For instance, in the Congress and IMDb datasets, DEMON achieves higher F-Measure scores compared to other methods, reflecting better predictive accuracy of node metadata using inferred community structures. This paper emphasizes that DEMON offers more manageable community sizes and a reduced number of detected communities, which are both vital for practical analysis and subsequent knowledge extraction.

Implications and Future Work

This research has important implications for fields relying on community detection in networks, such as social network analysis, recommendation systems, and biological networks. The ability to efficiently detect overlapping communities opens up possibilities for more nuanced insights into multi-faceted social interactions, consumer behavior, and collaborative patterns.
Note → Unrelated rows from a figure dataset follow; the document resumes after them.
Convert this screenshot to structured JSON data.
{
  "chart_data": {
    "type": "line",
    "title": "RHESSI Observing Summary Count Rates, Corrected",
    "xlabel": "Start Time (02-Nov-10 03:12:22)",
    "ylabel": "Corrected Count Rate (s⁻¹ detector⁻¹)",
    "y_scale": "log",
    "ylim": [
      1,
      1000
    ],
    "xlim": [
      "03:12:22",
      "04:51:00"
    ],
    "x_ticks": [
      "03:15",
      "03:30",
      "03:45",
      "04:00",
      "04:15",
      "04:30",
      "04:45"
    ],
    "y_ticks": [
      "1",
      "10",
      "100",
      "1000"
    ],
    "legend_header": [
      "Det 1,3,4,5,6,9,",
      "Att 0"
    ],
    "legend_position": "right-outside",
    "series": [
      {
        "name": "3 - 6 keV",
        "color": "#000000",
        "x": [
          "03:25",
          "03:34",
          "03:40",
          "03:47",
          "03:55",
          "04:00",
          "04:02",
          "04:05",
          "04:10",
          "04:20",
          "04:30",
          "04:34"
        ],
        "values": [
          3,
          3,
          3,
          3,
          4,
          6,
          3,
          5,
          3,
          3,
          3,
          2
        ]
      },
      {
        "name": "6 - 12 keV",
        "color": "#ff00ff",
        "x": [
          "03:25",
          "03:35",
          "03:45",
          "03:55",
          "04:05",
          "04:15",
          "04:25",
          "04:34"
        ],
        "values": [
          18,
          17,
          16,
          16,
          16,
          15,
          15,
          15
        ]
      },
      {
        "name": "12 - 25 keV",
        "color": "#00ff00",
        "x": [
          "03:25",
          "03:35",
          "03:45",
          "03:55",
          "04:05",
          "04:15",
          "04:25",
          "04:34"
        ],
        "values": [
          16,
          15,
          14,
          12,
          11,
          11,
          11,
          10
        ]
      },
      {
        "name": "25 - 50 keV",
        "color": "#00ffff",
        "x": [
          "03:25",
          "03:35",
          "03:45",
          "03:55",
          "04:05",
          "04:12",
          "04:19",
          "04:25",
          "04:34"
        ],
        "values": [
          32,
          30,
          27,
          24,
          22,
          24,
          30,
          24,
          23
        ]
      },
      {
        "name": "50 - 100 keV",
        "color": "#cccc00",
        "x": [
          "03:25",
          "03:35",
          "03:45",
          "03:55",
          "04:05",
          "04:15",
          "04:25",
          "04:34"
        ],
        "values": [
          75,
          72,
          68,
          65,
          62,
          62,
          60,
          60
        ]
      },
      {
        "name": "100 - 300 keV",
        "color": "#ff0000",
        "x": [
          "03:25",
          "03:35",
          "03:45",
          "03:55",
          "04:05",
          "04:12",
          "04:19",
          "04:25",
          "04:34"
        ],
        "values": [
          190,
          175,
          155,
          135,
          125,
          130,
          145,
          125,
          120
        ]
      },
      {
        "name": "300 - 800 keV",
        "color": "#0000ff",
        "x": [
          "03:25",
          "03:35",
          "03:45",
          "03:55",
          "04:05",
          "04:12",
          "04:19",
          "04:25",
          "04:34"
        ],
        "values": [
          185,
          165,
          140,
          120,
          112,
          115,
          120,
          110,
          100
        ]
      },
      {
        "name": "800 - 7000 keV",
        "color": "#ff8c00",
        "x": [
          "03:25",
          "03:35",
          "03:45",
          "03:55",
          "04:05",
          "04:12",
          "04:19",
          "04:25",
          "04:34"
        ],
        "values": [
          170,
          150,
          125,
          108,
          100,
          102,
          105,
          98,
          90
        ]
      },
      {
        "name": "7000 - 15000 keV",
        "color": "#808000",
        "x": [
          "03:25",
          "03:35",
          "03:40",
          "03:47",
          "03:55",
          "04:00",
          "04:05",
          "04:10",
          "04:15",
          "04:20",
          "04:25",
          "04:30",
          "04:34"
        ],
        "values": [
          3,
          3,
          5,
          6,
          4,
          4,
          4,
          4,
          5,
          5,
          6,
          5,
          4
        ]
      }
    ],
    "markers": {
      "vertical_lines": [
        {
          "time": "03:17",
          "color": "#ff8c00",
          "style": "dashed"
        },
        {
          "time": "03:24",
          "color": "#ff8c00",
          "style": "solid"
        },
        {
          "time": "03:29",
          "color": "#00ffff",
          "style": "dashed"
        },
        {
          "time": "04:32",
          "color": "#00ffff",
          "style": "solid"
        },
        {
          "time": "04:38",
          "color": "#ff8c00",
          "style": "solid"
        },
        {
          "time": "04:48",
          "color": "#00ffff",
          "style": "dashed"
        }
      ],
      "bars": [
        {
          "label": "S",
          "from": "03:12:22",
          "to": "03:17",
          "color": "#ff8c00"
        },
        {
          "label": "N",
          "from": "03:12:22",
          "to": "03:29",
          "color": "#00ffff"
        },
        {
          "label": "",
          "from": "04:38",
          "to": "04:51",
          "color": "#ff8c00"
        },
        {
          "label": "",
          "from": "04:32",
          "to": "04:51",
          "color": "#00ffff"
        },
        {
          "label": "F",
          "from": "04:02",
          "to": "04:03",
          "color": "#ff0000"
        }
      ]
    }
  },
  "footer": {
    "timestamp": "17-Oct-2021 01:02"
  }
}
Future developments will likely focus on enhancing the parallelizability of DEMON, allowing it to handle massive networks with billions of nodes effectively. Additionally, further exploration into alternative merging strategies could refine community detection precision. The adaptability of the core approach also suggests potential for integrating different community discovery algorithms within the local-first framework proposed by DEMON, providing versatile solutions tailored to specific types of network data.

Overall, the paper provides a compelling contribution to complex network analytics, presenting a methodology that promises both theoretical rigor and practical applicability in diverse, data-rich environments.